By David W. Orr - Oxford University Press

Down to the Wire: Confronting Climate Collapse
  • Down to the Wire: Confronting Climate Collapse

Because environmental studies professor David Orr's book is gracefully written, with a lucid and comprehensive vision, it is easy to read. However, because of its subject and its messages, it is very difficult to read. For all of those reasons, it is important that everyone reads it, because it is about our future, which is likely to be very different from the present.

Orr begins with a view of the future that close observers of climate change are increasingly coming to, one that marks a real difference from just a few years ago. Despite current denialist noise, it's not a question of "if" anymore. It's how fast, how bad and how long.

Continued greenhouse gas pollution will result in an unrecognizably hot planet for hundreds of thousands of years, shorn of the life we know. "But a sober reading of the science of climate change indicates something else: We have already set in motion forces and trends that threaten the stability of the biosphere in a few decades and that will persist far longer."

This is the growing consensus: Severe and long-lasting effects are already in the cards. They may well be so overwhelming and persistent that they will absorb most of our attention and resources. "Climate change, like the threat of nuclear annihilation, puts all that humanity has struggled to achieve -- our cultures, art, music, literatures, cities, institutions, customs, religions, and history, as well as our posterity -- at risk."

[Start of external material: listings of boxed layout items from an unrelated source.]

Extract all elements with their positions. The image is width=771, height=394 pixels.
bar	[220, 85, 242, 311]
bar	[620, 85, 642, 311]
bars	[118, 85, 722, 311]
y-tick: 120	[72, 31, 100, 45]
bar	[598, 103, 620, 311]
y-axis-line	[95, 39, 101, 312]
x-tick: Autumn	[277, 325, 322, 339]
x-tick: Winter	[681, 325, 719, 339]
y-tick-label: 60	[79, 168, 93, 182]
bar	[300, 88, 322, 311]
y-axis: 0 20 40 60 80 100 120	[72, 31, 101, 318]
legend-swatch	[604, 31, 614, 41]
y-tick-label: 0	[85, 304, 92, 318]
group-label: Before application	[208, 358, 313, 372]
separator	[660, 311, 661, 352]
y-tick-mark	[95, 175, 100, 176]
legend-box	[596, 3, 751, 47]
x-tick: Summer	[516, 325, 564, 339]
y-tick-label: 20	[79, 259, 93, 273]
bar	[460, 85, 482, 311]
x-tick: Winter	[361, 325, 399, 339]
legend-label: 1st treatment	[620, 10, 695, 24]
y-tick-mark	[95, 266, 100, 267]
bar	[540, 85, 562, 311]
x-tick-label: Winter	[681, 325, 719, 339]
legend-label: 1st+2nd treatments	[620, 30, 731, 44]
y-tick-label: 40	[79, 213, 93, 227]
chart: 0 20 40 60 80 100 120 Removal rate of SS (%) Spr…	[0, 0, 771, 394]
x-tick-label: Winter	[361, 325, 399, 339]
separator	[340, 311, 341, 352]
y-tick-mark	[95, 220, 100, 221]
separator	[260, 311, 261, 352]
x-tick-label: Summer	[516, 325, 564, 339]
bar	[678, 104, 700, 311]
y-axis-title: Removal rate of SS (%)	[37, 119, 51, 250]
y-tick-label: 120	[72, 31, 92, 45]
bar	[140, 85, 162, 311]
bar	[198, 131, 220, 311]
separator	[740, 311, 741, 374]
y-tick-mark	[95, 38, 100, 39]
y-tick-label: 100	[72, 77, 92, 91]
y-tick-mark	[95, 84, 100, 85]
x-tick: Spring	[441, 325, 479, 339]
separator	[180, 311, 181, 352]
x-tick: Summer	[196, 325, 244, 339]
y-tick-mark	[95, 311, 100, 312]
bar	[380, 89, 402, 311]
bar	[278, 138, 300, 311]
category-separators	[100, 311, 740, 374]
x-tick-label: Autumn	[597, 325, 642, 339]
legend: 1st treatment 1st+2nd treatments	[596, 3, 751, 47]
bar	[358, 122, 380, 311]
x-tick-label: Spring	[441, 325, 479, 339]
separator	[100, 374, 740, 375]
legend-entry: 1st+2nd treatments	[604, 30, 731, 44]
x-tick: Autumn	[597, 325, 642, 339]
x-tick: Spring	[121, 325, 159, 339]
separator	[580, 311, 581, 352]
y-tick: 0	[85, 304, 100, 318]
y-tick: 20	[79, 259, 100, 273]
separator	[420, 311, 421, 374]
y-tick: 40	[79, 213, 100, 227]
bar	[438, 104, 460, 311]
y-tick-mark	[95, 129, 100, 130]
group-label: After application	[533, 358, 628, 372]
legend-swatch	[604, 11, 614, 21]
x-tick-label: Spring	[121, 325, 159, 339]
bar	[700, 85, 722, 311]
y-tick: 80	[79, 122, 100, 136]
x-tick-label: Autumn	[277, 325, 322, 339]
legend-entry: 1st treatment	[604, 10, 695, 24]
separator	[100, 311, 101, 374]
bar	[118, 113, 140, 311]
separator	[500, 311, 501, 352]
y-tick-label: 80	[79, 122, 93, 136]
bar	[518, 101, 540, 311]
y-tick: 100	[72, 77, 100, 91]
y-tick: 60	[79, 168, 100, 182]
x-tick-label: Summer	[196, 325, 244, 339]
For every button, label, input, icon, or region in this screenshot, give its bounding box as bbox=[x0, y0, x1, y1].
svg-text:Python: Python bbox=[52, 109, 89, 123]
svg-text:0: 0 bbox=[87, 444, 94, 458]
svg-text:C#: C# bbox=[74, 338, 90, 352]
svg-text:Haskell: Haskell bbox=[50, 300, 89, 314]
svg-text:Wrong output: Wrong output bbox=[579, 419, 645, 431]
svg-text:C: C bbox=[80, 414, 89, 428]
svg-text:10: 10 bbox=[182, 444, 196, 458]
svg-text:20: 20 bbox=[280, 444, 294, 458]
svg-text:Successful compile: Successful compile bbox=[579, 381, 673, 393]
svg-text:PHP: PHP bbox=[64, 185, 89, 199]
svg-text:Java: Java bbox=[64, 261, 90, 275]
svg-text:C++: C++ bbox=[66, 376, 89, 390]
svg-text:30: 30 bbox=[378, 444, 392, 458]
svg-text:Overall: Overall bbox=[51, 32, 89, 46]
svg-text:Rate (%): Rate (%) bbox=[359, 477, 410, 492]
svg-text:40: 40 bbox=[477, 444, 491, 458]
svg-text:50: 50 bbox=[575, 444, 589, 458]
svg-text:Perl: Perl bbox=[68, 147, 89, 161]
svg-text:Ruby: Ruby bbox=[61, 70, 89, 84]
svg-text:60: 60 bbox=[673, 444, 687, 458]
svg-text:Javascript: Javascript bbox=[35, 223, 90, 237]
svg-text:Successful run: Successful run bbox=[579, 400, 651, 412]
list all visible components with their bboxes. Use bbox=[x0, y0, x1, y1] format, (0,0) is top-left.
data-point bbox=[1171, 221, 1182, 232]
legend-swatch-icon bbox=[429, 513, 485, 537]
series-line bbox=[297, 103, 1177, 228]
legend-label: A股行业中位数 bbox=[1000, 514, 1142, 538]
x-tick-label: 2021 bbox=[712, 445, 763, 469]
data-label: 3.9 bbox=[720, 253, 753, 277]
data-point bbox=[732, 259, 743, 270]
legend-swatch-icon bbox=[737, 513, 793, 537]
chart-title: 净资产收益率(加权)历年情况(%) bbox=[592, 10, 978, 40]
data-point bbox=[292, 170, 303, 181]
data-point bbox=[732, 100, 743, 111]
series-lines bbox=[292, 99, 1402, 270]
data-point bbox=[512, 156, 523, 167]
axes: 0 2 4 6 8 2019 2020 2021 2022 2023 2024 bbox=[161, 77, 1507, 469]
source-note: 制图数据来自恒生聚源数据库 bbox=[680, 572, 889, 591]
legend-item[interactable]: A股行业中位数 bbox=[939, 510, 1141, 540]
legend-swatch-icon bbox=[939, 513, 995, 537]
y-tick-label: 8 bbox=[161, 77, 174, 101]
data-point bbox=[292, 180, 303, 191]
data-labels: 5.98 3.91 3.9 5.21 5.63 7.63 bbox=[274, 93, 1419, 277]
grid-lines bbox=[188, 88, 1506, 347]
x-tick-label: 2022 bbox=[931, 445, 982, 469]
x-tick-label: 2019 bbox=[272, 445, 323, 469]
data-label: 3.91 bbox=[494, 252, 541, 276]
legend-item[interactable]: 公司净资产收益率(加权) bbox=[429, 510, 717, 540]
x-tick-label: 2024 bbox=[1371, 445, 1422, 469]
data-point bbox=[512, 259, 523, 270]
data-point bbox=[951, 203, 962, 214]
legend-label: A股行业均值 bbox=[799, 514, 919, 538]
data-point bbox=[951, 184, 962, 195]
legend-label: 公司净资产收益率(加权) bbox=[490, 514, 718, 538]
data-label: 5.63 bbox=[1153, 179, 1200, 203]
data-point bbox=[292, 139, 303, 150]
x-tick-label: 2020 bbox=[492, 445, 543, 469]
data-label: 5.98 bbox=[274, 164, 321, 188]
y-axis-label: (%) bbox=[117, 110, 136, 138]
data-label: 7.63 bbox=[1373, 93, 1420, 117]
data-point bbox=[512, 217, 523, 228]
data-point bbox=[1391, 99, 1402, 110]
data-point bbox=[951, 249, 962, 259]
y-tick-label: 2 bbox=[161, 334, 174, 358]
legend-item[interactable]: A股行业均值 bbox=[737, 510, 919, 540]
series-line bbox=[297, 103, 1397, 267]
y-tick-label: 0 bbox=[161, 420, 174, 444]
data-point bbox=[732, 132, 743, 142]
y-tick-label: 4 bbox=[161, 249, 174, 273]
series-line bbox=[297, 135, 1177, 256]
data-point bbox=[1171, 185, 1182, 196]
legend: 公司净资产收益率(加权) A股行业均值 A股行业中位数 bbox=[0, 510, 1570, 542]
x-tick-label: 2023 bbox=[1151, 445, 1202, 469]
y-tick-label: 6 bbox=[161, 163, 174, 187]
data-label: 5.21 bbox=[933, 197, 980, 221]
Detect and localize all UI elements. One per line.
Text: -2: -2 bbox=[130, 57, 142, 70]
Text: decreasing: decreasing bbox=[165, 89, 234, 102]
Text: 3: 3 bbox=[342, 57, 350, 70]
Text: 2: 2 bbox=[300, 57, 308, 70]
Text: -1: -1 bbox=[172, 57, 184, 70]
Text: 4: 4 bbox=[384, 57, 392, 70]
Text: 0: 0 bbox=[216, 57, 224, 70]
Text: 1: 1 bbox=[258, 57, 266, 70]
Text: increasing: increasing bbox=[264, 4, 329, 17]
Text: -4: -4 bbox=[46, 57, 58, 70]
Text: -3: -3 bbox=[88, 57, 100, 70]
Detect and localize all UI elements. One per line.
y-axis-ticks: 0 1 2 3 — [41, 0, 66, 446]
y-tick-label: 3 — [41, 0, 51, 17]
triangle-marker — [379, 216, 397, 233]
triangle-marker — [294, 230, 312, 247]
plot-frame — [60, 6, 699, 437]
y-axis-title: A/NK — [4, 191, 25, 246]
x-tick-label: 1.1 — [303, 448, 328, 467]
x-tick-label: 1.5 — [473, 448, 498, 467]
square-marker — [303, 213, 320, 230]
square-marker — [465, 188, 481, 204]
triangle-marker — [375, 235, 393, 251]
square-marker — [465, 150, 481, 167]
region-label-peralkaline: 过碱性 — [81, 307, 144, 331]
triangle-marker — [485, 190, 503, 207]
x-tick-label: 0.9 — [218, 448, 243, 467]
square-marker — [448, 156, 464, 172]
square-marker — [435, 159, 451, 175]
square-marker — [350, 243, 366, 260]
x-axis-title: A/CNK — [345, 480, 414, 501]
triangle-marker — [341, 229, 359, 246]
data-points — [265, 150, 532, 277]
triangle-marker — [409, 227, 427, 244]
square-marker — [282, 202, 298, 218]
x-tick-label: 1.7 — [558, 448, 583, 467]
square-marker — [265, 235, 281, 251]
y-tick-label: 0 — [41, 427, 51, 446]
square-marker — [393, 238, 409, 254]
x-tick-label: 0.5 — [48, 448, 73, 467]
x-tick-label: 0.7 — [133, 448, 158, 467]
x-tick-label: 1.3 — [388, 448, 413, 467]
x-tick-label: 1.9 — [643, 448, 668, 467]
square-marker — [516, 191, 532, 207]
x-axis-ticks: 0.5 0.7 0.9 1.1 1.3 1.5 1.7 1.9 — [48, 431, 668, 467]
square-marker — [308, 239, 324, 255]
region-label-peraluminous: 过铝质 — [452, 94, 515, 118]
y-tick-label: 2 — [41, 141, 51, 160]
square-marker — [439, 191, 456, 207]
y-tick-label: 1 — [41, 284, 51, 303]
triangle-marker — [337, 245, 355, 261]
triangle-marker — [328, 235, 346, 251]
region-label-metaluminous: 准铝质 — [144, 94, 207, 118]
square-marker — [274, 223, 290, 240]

 "Climate change, in other words, is not so much a problem to be fixed but rather a steadily worsening condition with which we must contend for a long time."

Orr looks at issues of governance and attitude as well as more specific ideas. Though he admits, "I know of no purely rational reason for anyone to be optimistic about the human future," he opts for hope -- but of a particular kind: "Hope is a verb with its sleeves rolled up. Hopeful people are actively engaged in defying the odds or changing the odds." He quotes Vaclav Havel's definition of hope as "an orientation of the heart" and "ability to work for something because it is good."

This is one of the first books about how to contend with this "Long Emergency." It won't be the last. And how hard it is to read and then write these words, because it's real now: Very probably, the world we've known is ending, and humanity faces its greatest challenge, including the dual tasks of living in this harsher world while still doing what is necessary not to make things worse. Ending greenhouse gas pollution is still necessary, but it alone is no longer enough. We enter the age of consequences.